Speaker of the House Nancy Pelosi appears to be undaunted by the special election in Massachusetts.
Speaking to reporters on Monday she suggested that even if Republican Scott Brown becomes a Senator from Massachusetts, it "doesn't mean we won't have a health care bill."
Instead, it would simply be "a question about how we would proceed," she explained, according to The San Francisco Chronicle.
"I heard the Republican candidate in Massachusetts say, 'Let's go back to the drawing board,'" Pelodi continued. "The drawing board, for the Republican party, on health care, is to tear it up, throw it away and shred it and never revisit it. This is the opportunity of a generation. If this opportunity is not realized, there won't be health care for every American. There's no back to the drawing board."
Other House Democrats have suggested that budget reconciliation may be used to pass most of the bill, which may later be revisited with legislation to add to the patchwork of reforms.

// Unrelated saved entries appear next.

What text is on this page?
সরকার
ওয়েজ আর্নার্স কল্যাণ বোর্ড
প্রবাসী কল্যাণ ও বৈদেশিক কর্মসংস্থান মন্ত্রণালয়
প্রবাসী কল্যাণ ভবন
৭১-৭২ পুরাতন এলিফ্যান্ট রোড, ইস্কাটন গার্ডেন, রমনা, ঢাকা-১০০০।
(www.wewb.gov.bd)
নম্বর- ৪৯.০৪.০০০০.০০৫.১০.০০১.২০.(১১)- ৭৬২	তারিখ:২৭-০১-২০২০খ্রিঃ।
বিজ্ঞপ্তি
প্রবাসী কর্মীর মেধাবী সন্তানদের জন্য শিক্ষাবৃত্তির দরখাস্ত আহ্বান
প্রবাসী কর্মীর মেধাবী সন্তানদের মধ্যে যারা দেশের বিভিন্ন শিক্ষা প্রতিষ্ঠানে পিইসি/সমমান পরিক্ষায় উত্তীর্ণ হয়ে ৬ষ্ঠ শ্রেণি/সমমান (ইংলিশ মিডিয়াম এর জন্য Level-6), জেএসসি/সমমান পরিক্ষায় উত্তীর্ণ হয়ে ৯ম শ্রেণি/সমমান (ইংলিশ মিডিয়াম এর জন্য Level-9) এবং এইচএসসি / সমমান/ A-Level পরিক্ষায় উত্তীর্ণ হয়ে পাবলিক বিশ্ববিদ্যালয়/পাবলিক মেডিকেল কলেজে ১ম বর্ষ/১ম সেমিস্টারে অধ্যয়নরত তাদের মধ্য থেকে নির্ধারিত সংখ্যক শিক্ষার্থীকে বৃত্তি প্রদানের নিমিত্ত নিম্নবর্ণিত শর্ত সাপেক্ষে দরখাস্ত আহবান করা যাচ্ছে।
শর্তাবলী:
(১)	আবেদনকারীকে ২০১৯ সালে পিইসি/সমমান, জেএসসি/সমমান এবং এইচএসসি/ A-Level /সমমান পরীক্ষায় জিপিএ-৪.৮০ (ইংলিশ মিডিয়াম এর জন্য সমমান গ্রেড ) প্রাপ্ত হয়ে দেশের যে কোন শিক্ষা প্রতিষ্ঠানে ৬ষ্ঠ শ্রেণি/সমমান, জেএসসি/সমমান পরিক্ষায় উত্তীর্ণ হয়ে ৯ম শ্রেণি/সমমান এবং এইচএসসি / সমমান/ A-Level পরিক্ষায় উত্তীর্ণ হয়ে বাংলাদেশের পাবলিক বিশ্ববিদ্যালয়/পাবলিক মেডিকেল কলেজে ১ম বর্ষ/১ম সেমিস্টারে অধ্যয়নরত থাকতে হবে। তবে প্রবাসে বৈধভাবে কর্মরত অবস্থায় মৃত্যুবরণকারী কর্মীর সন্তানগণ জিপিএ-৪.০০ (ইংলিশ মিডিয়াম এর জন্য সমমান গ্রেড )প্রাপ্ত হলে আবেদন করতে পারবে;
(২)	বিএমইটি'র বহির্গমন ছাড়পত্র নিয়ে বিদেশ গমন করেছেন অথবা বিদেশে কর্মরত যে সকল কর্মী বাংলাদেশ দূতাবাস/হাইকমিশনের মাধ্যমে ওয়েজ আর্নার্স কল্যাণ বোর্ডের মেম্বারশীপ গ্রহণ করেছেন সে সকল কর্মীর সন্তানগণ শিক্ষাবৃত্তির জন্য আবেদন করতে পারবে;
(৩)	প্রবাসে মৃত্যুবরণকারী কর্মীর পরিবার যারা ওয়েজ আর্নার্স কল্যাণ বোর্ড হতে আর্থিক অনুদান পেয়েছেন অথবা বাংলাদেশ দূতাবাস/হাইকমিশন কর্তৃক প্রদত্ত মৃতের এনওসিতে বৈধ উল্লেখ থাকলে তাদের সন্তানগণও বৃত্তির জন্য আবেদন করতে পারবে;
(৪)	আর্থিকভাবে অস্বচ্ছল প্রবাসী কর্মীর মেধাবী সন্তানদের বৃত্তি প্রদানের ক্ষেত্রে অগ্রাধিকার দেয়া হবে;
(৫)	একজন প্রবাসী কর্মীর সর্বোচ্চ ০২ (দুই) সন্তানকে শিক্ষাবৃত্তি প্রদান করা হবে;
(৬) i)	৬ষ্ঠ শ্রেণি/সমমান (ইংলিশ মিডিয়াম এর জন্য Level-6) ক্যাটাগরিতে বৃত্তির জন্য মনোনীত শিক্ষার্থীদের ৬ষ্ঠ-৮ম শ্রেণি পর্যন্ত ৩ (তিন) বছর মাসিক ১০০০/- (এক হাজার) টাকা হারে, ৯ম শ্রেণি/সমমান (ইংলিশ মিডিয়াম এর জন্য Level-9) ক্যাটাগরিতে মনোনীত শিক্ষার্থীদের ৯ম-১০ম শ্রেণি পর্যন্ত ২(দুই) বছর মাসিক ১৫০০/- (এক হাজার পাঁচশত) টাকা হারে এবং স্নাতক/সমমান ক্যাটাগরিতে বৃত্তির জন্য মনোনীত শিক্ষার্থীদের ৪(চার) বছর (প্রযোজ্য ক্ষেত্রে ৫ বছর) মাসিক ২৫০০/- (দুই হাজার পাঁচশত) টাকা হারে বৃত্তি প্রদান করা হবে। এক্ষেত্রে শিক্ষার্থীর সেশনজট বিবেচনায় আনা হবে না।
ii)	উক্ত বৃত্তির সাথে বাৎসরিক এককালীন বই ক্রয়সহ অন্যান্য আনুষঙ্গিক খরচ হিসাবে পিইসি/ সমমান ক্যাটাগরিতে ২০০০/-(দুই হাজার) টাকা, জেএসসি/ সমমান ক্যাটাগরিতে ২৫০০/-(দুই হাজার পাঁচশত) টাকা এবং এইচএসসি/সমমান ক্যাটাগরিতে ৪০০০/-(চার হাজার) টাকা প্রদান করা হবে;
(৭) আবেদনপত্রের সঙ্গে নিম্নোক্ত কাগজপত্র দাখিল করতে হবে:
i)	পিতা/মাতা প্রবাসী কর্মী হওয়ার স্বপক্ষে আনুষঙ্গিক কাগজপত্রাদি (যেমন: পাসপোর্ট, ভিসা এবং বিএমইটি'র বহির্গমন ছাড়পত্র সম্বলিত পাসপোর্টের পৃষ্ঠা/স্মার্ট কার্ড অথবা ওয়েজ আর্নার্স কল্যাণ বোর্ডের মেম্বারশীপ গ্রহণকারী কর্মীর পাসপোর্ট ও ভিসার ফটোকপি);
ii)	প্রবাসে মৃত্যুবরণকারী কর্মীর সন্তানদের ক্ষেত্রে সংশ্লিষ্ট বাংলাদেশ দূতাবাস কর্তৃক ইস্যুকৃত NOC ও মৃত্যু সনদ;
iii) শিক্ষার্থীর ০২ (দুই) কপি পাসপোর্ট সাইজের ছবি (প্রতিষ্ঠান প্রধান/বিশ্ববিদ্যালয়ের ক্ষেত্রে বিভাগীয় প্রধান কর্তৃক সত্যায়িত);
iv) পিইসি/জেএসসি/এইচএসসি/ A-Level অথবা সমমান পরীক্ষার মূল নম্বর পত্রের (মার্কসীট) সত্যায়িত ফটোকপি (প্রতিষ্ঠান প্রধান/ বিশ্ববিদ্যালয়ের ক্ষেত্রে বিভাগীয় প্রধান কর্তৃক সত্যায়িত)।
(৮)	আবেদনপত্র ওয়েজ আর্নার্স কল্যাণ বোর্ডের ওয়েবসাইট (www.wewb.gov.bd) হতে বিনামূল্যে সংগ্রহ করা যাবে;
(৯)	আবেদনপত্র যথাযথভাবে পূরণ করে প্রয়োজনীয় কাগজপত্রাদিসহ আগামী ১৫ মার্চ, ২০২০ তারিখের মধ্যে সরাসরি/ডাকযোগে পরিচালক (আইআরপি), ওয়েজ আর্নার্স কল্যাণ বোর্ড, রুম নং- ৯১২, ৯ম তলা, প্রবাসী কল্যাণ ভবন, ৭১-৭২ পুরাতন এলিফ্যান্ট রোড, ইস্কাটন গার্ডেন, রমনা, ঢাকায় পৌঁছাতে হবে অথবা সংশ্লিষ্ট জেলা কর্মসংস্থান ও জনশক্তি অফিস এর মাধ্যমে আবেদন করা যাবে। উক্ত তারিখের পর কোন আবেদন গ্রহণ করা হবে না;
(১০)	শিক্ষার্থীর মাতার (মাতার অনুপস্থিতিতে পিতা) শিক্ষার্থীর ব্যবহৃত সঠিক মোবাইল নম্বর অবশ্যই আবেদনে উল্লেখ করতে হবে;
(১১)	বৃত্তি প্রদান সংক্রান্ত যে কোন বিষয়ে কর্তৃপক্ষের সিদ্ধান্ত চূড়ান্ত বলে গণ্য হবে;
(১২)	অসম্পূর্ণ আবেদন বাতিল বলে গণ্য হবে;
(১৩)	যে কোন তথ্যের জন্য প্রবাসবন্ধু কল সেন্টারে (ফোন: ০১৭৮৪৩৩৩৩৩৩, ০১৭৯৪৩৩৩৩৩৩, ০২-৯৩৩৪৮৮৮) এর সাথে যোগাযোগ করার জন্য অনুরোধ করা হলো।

Rep. Chris Van Hollen (D-MD) said during a Saturday Bloomberg television appearance that House Democrats had "prepared for the process of using reconciliation" even before the Massachusetts Senate seat was in question. He called it "an option."
The White House is also considering a push to have the House vote in favor of the Senate bill, which would bypass the need for another Senate vote, thereby cutting Brown out of the process should he defeat Coakley.
Democrats may also try to lash together a compromise bill and pass it before the victor in Massachusetts is seated in the Senate, though this path may prove most difficult. "Ultimately, rushing a bill through Congress could prove politically damaging to Democrats, giving Republicans the opportunity to accuse them of ignoring the will of voters," writes Lea Winerman at PBS.
As for the White House's plans, "press secretary Robert Gibbs was noncommittal about this so-called Plan B in his comments to reporters aboard Air Force One Sunday night," Politico noted.
"We're focused on two things: ironing out the differences in the bills, which you know the President has spent a lot of time working on over the past few days; and we think Martha Coakley is going to win this race," Gibbs reportedly said.
"Let's remove all doubt, we will have health care -- one way or another," Pelosi told the Chronicle.
This video was published to the Web by The San Francisco Chronicle on Jan. 18, 2010.